My wife is a kitchen ninja.
If you’ve been following my blog, you know by now that I’m fat, my wife is fat, and we’re trying to fix that with a low-carb diet. My wife has lost 60 pounds despite being pregnant, and I…haven’t. I blame the chocolate. (Just kidding, I only eat good chocolate, and only in moderate amounts. Really, I blame the corn starch and sugar I put in my Chinese sauces, and the cane juice in my Trio(TM) bars, and the strange diet my mother was on while I was in the womb. Don’t worry, I don’t blame you, Mom.)
Regardless, my wife has managed to come up with some dishes since we started this diet that we would never have eaten without ditching the carbs and concentrating on the good stuff. The other day, we brought a Northern Italian dish (did I mention my wife is half Italian?) to a friend’s house, and we wowed them with it, even though I screwed it up.

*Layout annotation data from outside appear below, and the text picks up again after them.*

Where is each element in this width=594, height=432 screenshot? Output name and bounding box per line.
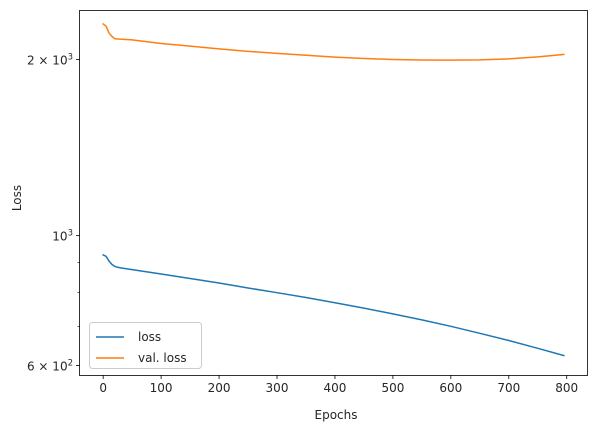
x-axis: 0 100 200 300 400 500 600 700 800: [99, 375, 578, 395]
x-tick-label: 400: [323, 381, 346, 395]
x-tick-label: 100: [150, 381, 173, 395]
y-tick-label: 6 × 102: [27, 359, 73, 374]
x-axis-label: Epochs: [315, 408, 358, 422]
legend: loss val. loss: [89, 322, 202, 369]
plot-lines: [102, 22, 565, 357]
legend-label-loss: loss: [138, 330, 161, 344]
legend-label-val-loss: val. loss: [138, 351, 187, 365]
series-line-loss: [102, 253, 565, 357]
y-tick-label: 2 × 103: [27, 52, 73, 67]
y-axis-label: Loss: [10, 185, 24, 211]
x-tick-label: 600: [439, 381, 462, 395]
y-axis: 6 × 102 103 2 × 103: [27, 52, 80, 374]
legend-box: [89, 322, 202, 369]
x-tick-label: 0: [99, 381, 107, 395]
x-tick-label: 200: [208, 381, 231, 395]
y-tick-label: 103: [52, 229, 73, 244]
series-line-val-loss: [102, 22, 565, 61]
x-tick-label: 300: [266, 381, 289, 395]
x-tick-label: 700: [497, 381, 520, 395]
plot-frame: [79, 10, 588, 376]
x-tick-label: 500: [381, 381, 404, 395]
x-tick-label: 800: [555, 381, 578, 395]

I figured I’d share it with all y’all.
Chicken Saltimbocca, Maj Style
4 chicken breasts, sliced lengthwise into 2 fillets each
fontina cheese, sliced
prosciutto, sliced
raw milk (minimal)
unbleached flour (minimal)
butter
dry white wine (lots; at least a cup)
raw cream (match the wine)
It’s simple: you wrap the prosciutto around the cheese, then you wrap the chicken fillets around the prosciutto. Use toothpicks to hold it all together if need be. Then, dip the wrap into milk, then roll it lightly in flour, then put it into a buttered flat pan on Medium for about 20 minutes. Flip, 20 more minutes.
Remove and set the meat aside. Some (most) of the flour will come off in this process, that’s desirable. The important part is that it tenderizes the chicken, then falls off to thicken the sauce we’re about to make. Once the meat is out, add half of your wine and crank it up to High. Once the wine boils halfway down, add the rest of the wine, your cream, and put the chicken back in. Turn it down to Medium and let simmer for 5 minutes with the top off, then 10 with the top on (which will boil the alchohol off, but finish cooking the chicken).
Serve with asparagus, green beans, or some other crunchy, flavorful vegetable.
That sounds really tasty. I’m going to have to create it. I think that asparagus will be my vegetable to pair it with. Raw milk is hard to come by in Houston though but heavy cream will replace it (maybe too sweet?).
alterego
May 29, 2008
Note: because you’re cooking the milk and the cream, my wife pointed out that they don’t have to be raw.
Essence
May 29, 2008
Your wife is a genius and I (obviously) am not.